Estas últimas semanas, hemos visto a la señora Merkel tratando de convencer a diputados de su partido que discrepaban en asuntos económicos; y también al presidente Obama, inclinando el voto de algunos republicanos y enfrentándose a algunos demócratas díscolos. En España no. En nuestro país hay una solidez total, que cuando coincide además en los dos partidos mencionados, hace pensar más en un gris bloque de cemento que inmoviliza los pies, que en un acuerdo meditado y voluntario.
¿A qué se debe este fenómeno? Podríamos hallar diversas razones, pero quisiera apuntar por ahora sólo dos: La preponderancia de los “aparatos” sobre los electores y el miedo al vacío.
La II República fue un intento fallido de huir de la España caciquil, de la del “¿qué hay de lo mío?”, de la del capataz en la plaza del pueblo escogiendo peones entre los más dóciles y empujando a los díscolos a la miseria. Los cuarenta años de franquismo consolidaron el sistema. Son pues muchos años y ello imprime carácter. Si hablamos sólo de los políticos honrados, trabajadores, con principios e ideas –la gran mayoría dígase lo que se diga -, es una realidad que sólo pueden ejercer su tarea, cobrar su sueldo, seguir con el reconocimiento social que su puesto implica, si son fieles a los dictados del “aparato”. De vez en cuando hay pequeñas variaciones en éste –un barón, un capitán, alguna vieja gloria mueven ficha -, pero sigue siendo regla de oro lo de que “quién se mueve no sale en la foto”. Y votar en conciencia la reforma de la Constitución hubiera sido salirse de foco.

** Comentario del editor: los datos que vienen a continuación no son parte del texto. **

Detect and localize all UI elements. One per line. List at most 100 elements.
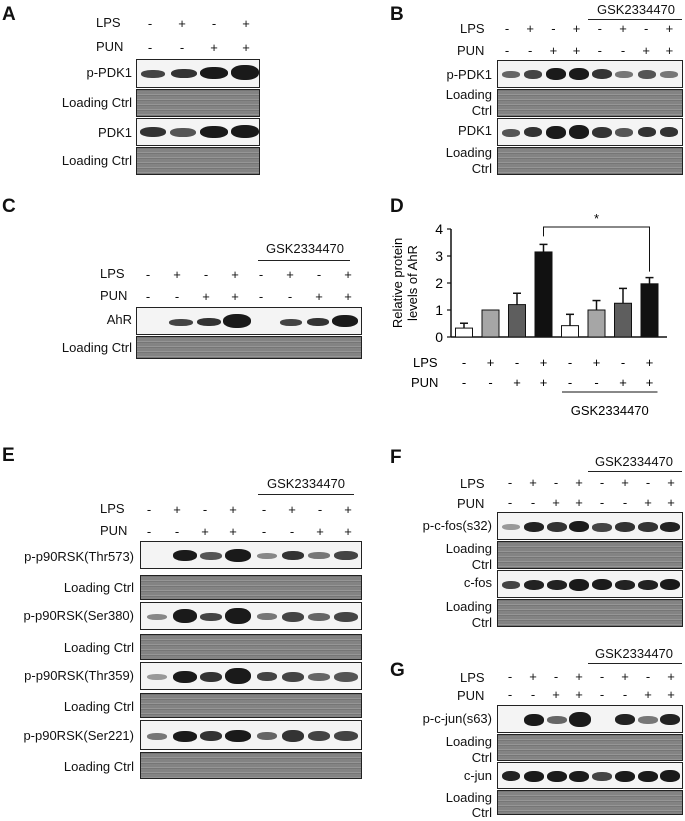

Por otra parte, se ha hecho lo imposible para garantizar que no haya vida más allá de los dos grandes partidos. Sólo ellos –a nivel local, debería añadirse a este razonamiento CiU y el PNV -, tienen el control sobre diputaciones, fundaciones y demás generadores de “lo mío”, además lógicamente de los escaños, para premiar a sumisos e incluso acoger a un posible tránsfuga. La ley electoral, ya entrada en años –es del 85 aunque remachó el clavo bipartidista hace unos meses -, da tal preeminencia a PP y PSOE que un votante díscolo, penalizado por los suyos, difícilmente encontraría acomodo de equivalente valor en otra formación. Hay alguna excepción, con más costras que camisas, pero es pura anécdota.
¿Y dónde queda el votante? ¡Ah! Gran pregunta que dudo tenga respuesta digna por parte de ninguno de los aludidos antes. A pesar de todo –que es mucho -, éstos seguirán recibiendo votos a mansalva, fenómeno paranormal que no voy a analizar ahora, pero sobre el que seguiré meditando. La respuesta, me temo, va para largo. No la esperemos en noviembre.